Końcówka, gdy faktycznie wszystko wymknęło się spod kontroli. Motyw dziwnego chłopaka-kamerzysty. Kilka/kilkanaście tekstów, które mnie rozśmieszyły, a których nie pamiętam (pamięć dobra, ale niestety krótka ;]). Dobranoc.

criav

Wystawiam ocenę"niezły", bo wg. mnie byl niezły

Hahaha zal mi takich pseudointeligentow jak ty . Co do filmu jest rewelacyjny

ocenił(a) film na 6
Brennende_Mahne

Tłumaczyłem koledze Dewanowi dlaczego wystawiłem 6. Według Filmwebu ocena ta to "niezły" i wystawiłem ją, bo faktycznie tak określam ten film (jako niezły), czyli nie bez wad, ale i nie totalna kaszana.

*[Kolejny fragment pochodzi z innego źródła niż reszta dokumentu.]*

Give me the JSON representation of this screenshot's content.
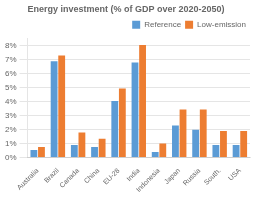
{
  "chart_data": {
    "type": "bar",
    "title": "Energy investment (% of GDP over 2020-2050)",
    "categories": [
      "Australia",
      "Brazil",
      "Canada",
      "China",
      "EU-28",
      "India",
      "Indonesia",
      "Japan",
      "Russia",
      "South.",
      "USA"
    ],
    "series": [
      {
        "name": "Reference",
        "color": "#5b9bd5",
        "values": [
          0.55,
          6.9,
          0.9,
          0.75,
          4.05,
          6.8,
          0.4,
          2.3,
          2.0,
          0.9,
          0.9
        ]
      },
      {
        "name": "Low-emission",
        "color": "#ed7d31",
        "values": [
          0.75,
          7.3,
          1.8,
          1.35,
          4.95,
          8.05,
          1.0,
          3.45,
          3.45,
          1.9,
          1.9
        ]
      }
    ],
    "ylim": [
      0,
      8.5
    ],
    "yticks": [
      {
        "value": 0,
        "label": "0%"
      },
      {
        "value": 1,
        "label": "1%"
      },
      {
        "value": 2,
        "label": "2%"
      },
      {
        "value": 3,
        "label": "3%"
      },
      {
        "value": 4,
        "label": "4%"
      },
      {
        "value": 5,
        "label": "5%"
      },
      {
        "value": 6,
        "label": "6%"
      },
      {
        "value": 7,
        "label": "7%"
      },
      {
        "value": 8,
        "label": "8%"
      }
    ],
    "grid": true,
    "legend": "upper right"
  }
}
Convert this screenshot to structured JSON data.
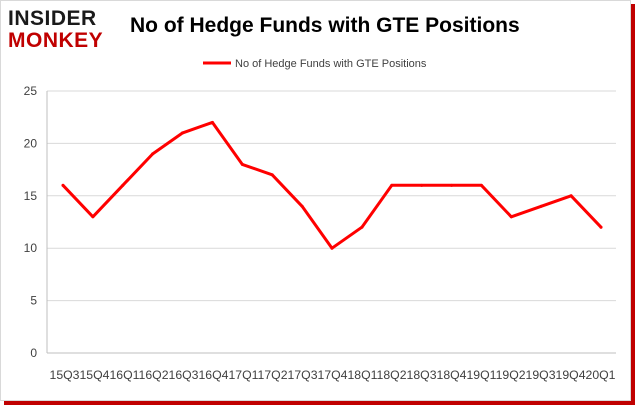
{
  "logo": {
    "line1": "INSIDER",
    "line2": "MONKEY"
  },
  "chart_data": {
    "type": "line",
    "title": "No of Hedge Funds with GTE Positions",
    "xlabel": "",
    "ylabel": "",
    "ylim": [
      0,
      25
    ],
    "yticks": [
      0,
      5,
      10,
      15,
      20,
      25
    ],
    "grid": true,
    "legend_position": "top-center",
    "categories": [
      "15Q3",
      "15Q4",
      "16Q1",
      "16Q2",
      "16Q3",
      "16Q4",
      "17Q1",
      "17Q2",
      "17Q3",
      "17Q4",
      "18Q1",
      "18Q2",
      "18Q3",
      "18Q4",
      "19Q1",
      "19Q2",
      "19Q3",
      "19Q4",
      "20Q1"
    ],
    "x_tick_text": "15Q315Q416Q116Q216Q316Q417Q117Q217Q317Q418Q118Q218Q318Q419Q119Q219Q319Q420Q1",
    "series": [
      {
        "name": "No of Hedge Funds with GTE Positions",
        "color": "#ff0000",
        "values": [
          16,
          13,
          16,
          19,
          21,
          22,
          18,
          17,
          14,
          10,
          12,
          16,
          16,
          16,
          16,
          13,
          14,
          15,
          12
        ]
      }
    ]
  }
}
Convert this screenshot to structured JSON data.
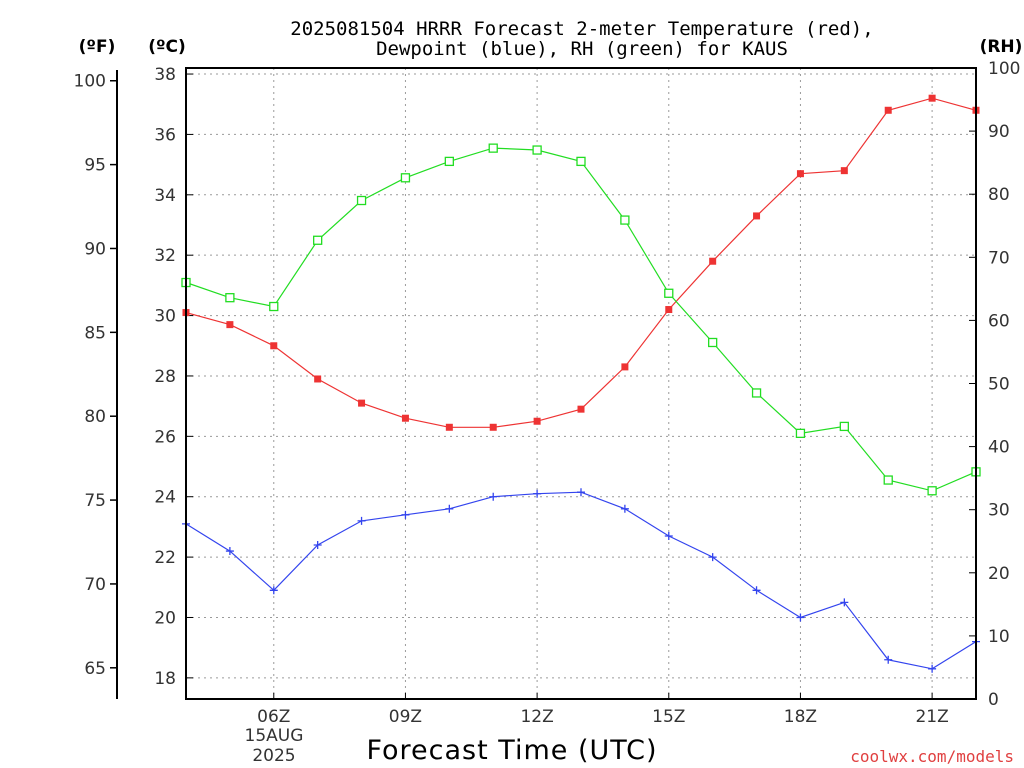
{
  "chart_data": {
    "type": "line",
    "title_line1": "2025081504 HRRR Forecast 2-meter Temperature (red),",
    "title_line2": "Dewpoint (blue), RH (green) for KAUS",
    "xlabel": "Forecast Time (UTC)",
    "x": [
      "04Z",
      "05Z",
      "06Z",
      "07Z",
      "08Z",
      "09Z",
      "10Z",
      "11Z",
      "12Z",
      "13Z",
      "14Z",
      "15Z",
      "16Z",
      "17Z",
      "18Z",
      "19Z",
      "20Z",
      "21Z",
      "22Z"
    ],
    "x_tick_labels": [
      "06Z",
      "09Z",
      "12Z",
      "15Z",
      "18Z",
      "21Z"
    ],
    "date_label_line1": "15AUG",
    "date_label_line2": "2025",
    "axes": {
      "fahrenheit": {
        "unit_label": "(ºF)",
        "ticks": [
          "65",
          "70",
          "75",
          "80",
          "85",
          "90",
          "95",
          "100"
        ]
      },
      "celsius": {
        "unit_label": "(ºC)",
        "ticks": [
          "18",
          "20",
          "22",
          "24",
          "26",
          "28",
          "30",
          "32",
          "34",
          "36",
          "38"
        ],
        "ylim": [
          17.3,
          38.2
        ]
      },
      "rh": {
        "unit_label": "(RH)",
        "ticks": [
          "0",
          "10",
          "20",
          "30",
          "40",
          "50",
          "60",
          "70",
          "80",
          "90",
          "100"
        ],
        "ylim": [
          0,
          100
        ]
      }
    },
    "grid": true,
    "series": [
      {
        "name": "Temperature",
        "color": "#ee3333",
        "marker": "filled-square",
        "axis": "celsius",
        "values": [
          30.1,
          29.7,
          29.0,
          27.9,
          27.1,
          26.6,
          26.3,
          26.3,
          26.5,
          26.9,
          28.3,
          30.2,
          31.8,
          33.3,
          34.7,
          34.8,
          36.8,
          37.2,
          36.8
        ]
      },
      {
        "name": "Dewpoint",
        "color": "#3344ee",
        "marker": "plus",
        "axis": "celsius",
        "values": [
          23.1,
          22.2,
          20.9,
          22.4,
          23.2,
          23.4,
          23.6,
          24.0,
          24.1,
          24.15,
          23.6,
          22.7,
          22.0,
          20.9,
          20.0,
          20.5,
          18.6,
          18.3,
          19.2
        ]
      },
      {
        "name": "RH",
        "color": "#22dd22",
        "marker": "open-square",
        "axis": "rh",
        "values": [
          66.0,
          63.6,
          62.2,
          72.7,
          79.0,
          82.6,
          85.2,
          87.3,
          87.0,
          85.2,
          75.9,
          64.3,
          56.5,
          48.5,
          42.1,
          43.2,
          34.7,
          33.0,
          36.0
        ]
      }
    ]
  },
  "credit": "coolwx.com/models"
}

Czego tu nie rozumiesz?

użytkownik usunięty
kevinek

spróbuj z dziewczyną, jest naprawde spoko

ocenił(a) film na 8

heehehheheeh :D :D epicki tekst!

ocenił(a) film na 1
FearLycan

Dla innych film fajny ale dla mnie beznadziejny.Mimo tego ze jestem katolikiem nie lubie takich filmów!!!!!Koniec tematu napaleńcy!!!!!!!

ocenił(a) film na 8
kevinek

Nie rozumie? Czyli katolicy powinni lubić filmy tego tupu?

ocenił(a) film na 1
FearLycan

ojoj dobra poddaje sie niektórzy lubia inni nie
KONIEC TEMATU!!!!!!!!!!!!

kevinek

widzę że bycie księdzem to ciężka sprawa

ocenił(a) film na 4
kevinek

Ale kiedyś był kabaret starszych panów, dudek, Machulski, Bareja, a za granicą De Funes i absurdalny humor brytyjski.
Potem jeszcze jakiś poziom trzymał Lubaszenko.
Ale tego już nie ma.
Został tylko seks.
Więc trzeba się cieszyć tym co mamy, albo ciągle wracać do przyszłości. A film nie jest zły.